The Swiss National Bank threw in the negative a financial lifeline for Credit Suisse for almost 54,000 million dollars. Experts agreed that this could allow it to operate despite its serious errors.

Following this, the Swiss banking giant UBS reported that it is interested in acquiring Credit Suisse, and that its boards of directors will meet this weekend, separately, according to the Financial Times.
“When you give financial support to a bank with a Credit Suisse track record, it’s like pouring good money into bad. The best thing that could happen with this bank is that it was bought”, affirmed Sebastián Ugalde.

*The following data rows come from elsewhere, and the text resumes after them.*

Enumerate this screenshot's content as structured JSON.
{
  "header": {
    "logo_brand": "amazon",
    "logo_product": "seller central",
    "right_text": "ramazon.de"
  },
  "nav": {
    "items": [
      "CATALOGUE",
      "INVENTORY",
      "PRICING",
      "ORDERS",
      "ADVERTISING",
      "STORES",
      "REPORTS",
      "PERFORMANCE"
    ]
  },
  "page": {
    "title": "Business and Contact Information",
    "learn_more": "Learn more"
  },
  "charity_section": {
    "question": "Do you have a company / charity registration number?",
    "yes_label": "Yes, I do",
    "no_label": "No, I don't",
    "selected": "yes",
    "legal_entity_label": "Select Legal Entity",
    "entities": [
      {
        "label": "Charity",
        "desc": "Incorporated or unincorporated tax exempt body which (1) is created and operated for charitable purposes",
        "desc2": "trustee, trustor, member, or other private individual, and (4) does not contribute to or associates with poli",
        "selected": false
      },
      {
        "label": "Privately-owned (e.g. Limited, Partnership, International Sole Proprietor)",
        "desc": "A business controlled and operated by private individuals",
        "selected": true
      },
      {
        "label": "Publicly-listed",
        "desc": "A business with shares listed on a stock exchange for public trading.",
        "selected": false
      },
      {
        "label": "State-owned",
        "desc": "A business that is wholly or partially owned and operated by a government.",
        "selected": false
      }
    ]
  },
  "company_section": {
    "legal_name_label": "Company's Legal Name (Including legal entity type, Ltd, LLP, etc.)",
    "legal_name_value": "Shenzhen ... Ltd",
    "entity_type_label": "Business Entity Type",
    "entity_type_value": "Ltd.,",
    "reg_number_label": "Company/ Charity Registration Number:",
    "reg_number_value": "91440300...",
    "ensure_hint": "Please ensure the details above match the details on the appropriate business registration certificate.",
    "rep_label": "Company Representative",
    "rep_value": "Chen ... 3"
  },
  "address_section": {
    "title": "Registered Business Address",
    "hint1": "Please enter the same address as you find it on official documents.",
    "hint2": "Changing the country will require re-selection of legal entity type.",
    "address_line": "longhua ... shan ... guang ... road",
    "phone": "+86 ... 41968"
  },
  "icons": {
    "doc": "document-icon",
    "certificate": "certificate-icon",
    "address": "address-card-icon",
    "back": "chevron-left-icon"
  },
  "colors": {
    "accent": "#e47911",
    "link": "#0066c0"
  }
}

Mexican banks, in a solid position

In the most recent week on the Mexican Stock Exchange (BMV), the losses were led by the shares of banks such as Inbursa, Banorte and BanBajío. That is part of the market’s own exaggerations, said Cruz Tapia.
“Contrary to what happens with regional banks in the United States or what can be seen in the history of Credit Suisse, banks in Mexico have strict controls on risk management and many other issues,” he said.
“Another reason why I can think that Mexican banks will be exempt from problems is that none of them have exposure to these bankruptcies in their portfolios. Also, the savings are protected by the iPad”, he added.